Nor do they realize she cast a spell that would let her come back from the dead and control people with a touch. All it needed was a blood sacrifice, which they supplied. Ooops! I wish some of my Wiccan friends could teach me a spell like that! I know a few folks who need their heads rewired.
So, Tamara shows up in class the day after being buried in an unmarked grave, looking like she spent a week getting a make-over at Hotties ‘R' Us, and of course wackiness ensues in a Charmed-meets-Freddy Krueger manner.
Two high points in this film were the bulimic chick gnawing her own fingers off and (I can't believe I'm writing this) the implied gay love scene between two jocks. At least it showed some level of creativity in the writing.
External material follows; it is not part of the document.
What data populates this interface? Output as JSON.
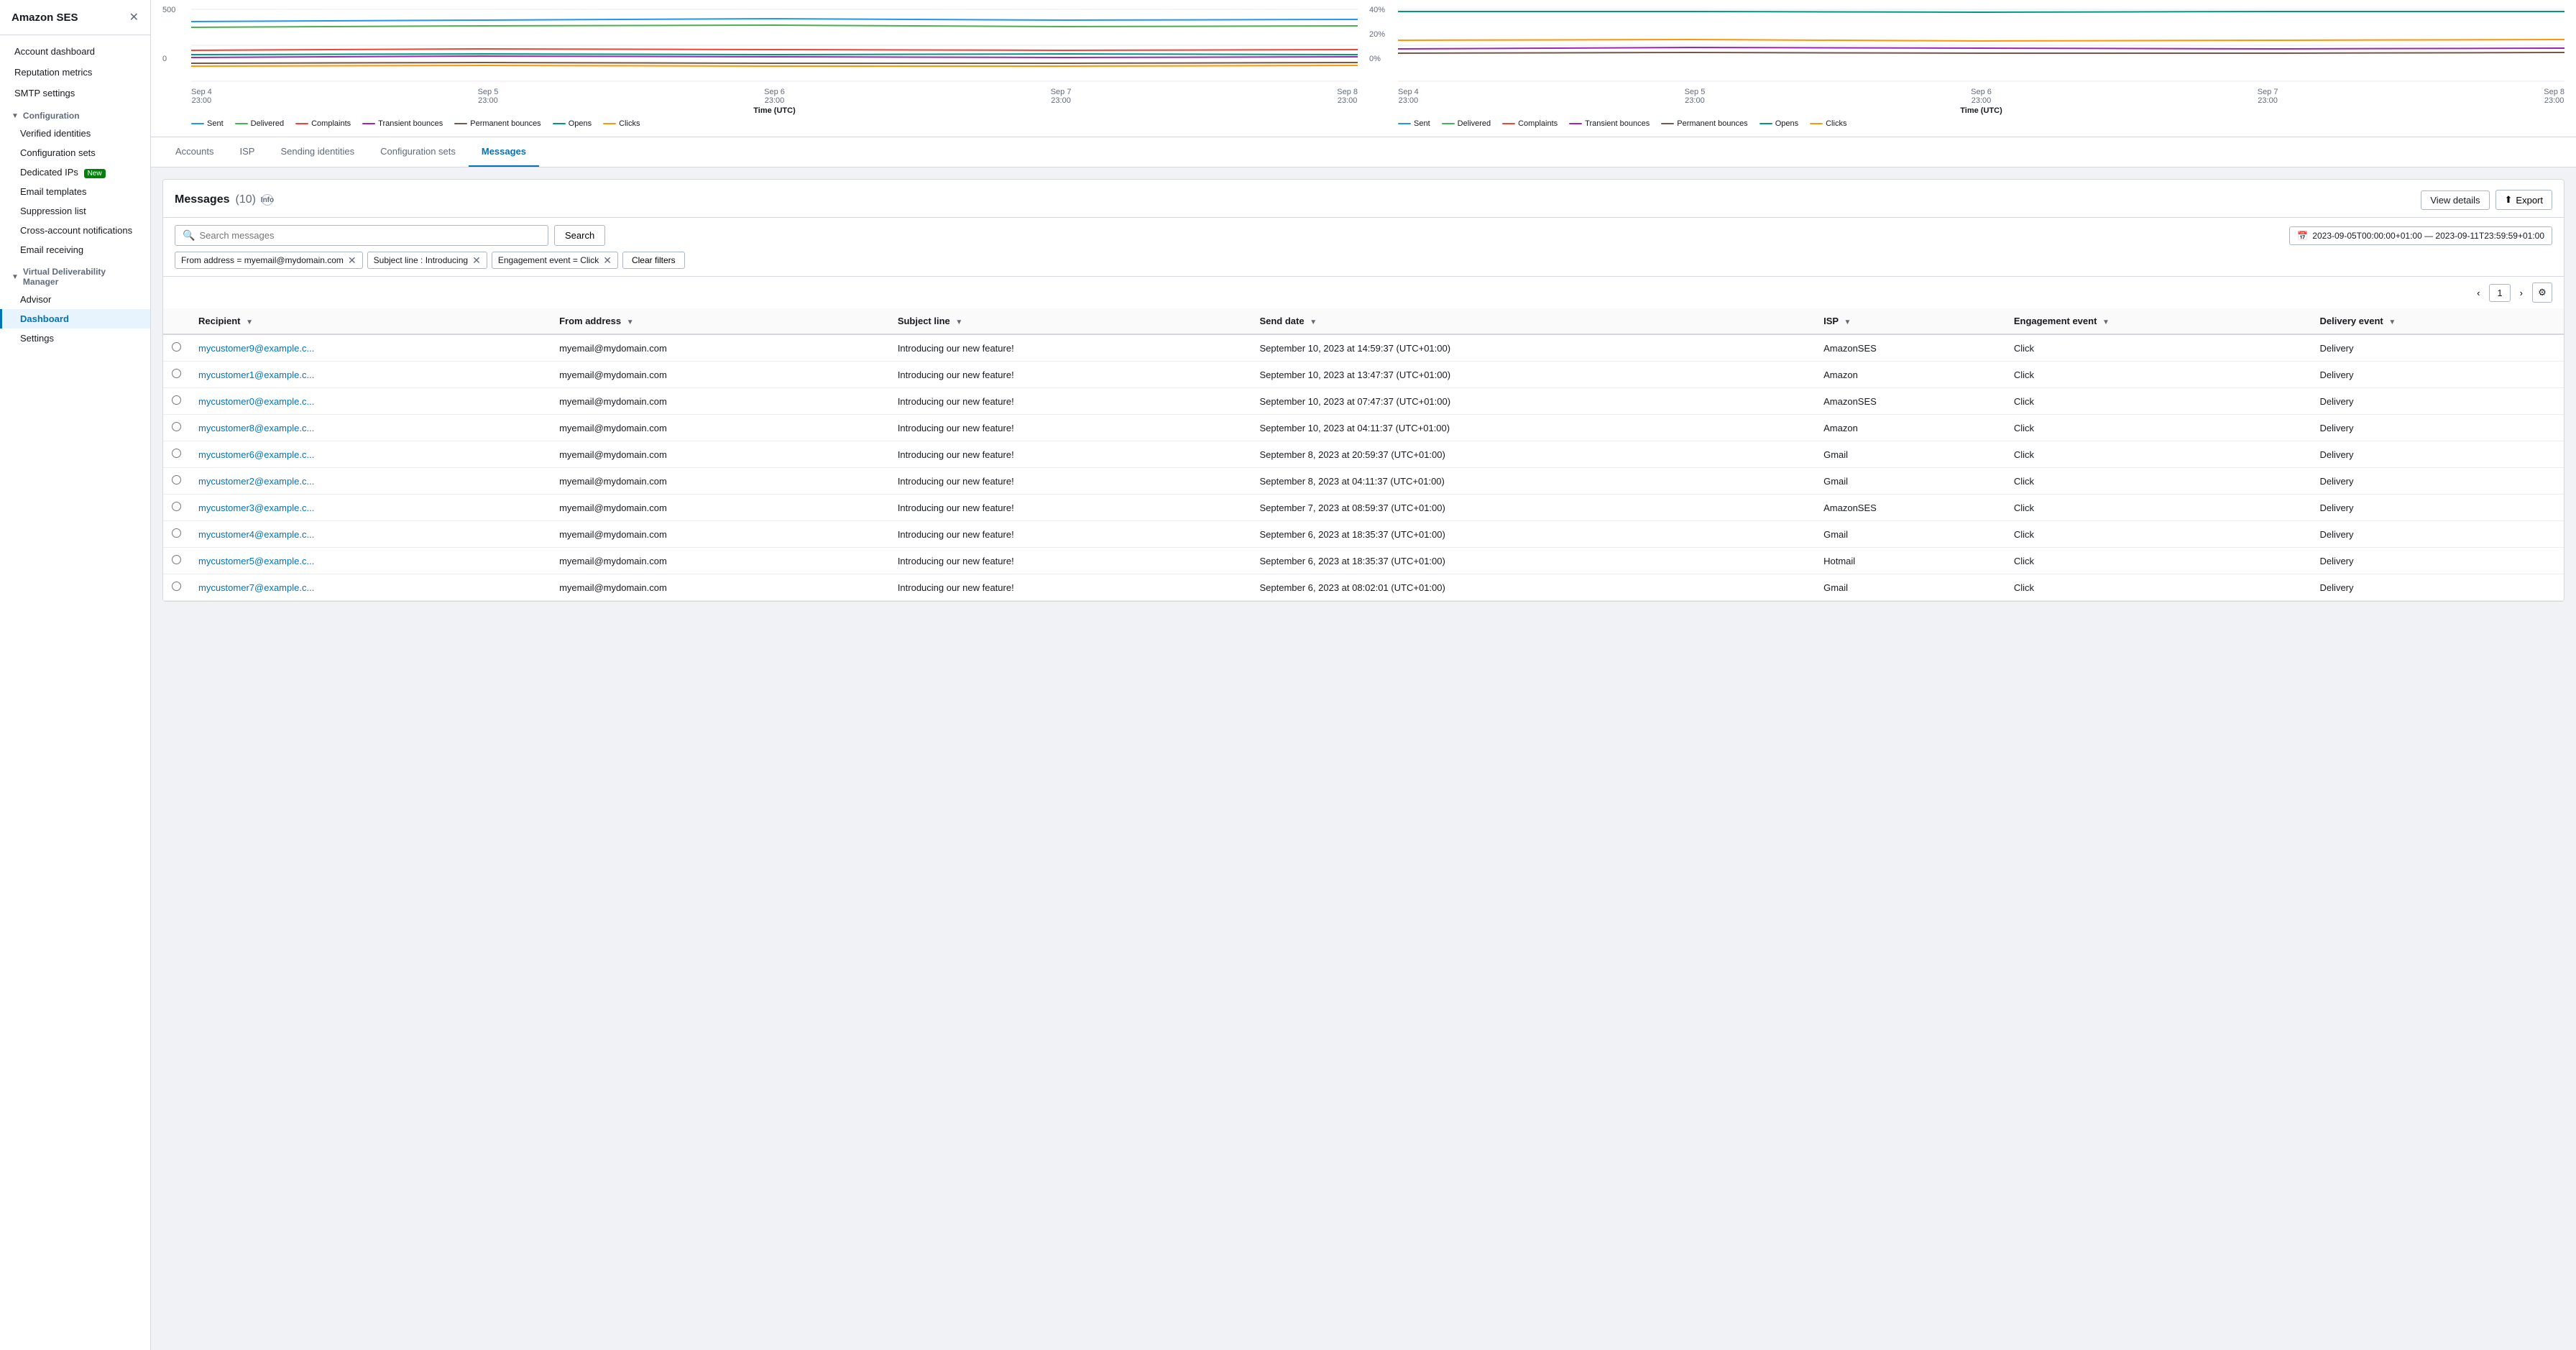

It reminded me of Christian Slater faking the gay relationship between the two jocks in Heathers way back in the day, or the painters scene in American Pie II. Oh, I guess that means even that was a rehash.
In short, this film lacked anything to make it terribly original.
The cinematography was slick enough for it to look like a professional film, but not so good as to make me go, "Oooh! Aaaah!"
The chicks are hot, but you never see a single ta-ta, though you do get a few good cleavage and bra shots with modestly thick bras that do not even hint at any anatomy beneath -- Sorry, you horn dogs. Look somewhere else for your cheap thrills.
The gore factor was pretty good, with some excellent (if slightly low key) special effects; and the zombie make-up on Tamara (seen in glimpses throughout the movie) was pretty well done. If it did not look like Tom Savini's pumped up zombies from the '90 remake of Night of the Living Dead I would have said it was excellent. As it was, it was one more rehash of someone else's work.
Looking back on this review, it seems pretty negative, and I wonder why I gave this thing a five . . . . The fact is that even though so many of the elements seem to be retreads from other movies, it all gels together well. The story is fluid, and clear and well paced.
There are a few scenes with major cringe factor going for them, and the characters actually acted like they had half a brain between them; they called the cops once things got out of control! How often does that happen in a horror movie?
So, if you don't mind seeing things you've seen before (Hey, how many movies have there been?) and don't go into it expecting anything but a bit of a fun ride, go see it, but wait for it to reach the second run theaters (unless it goes straight to DVD).
Feel free to rent it for the three bucks it will cost you, but please, for the love of all that's holy, do not see it in a theater where you are going to pay fifteen bucks plus popcorn, and not be able to search back through it to study the gore shots and gratuitous cleavage. It just is not worth that much.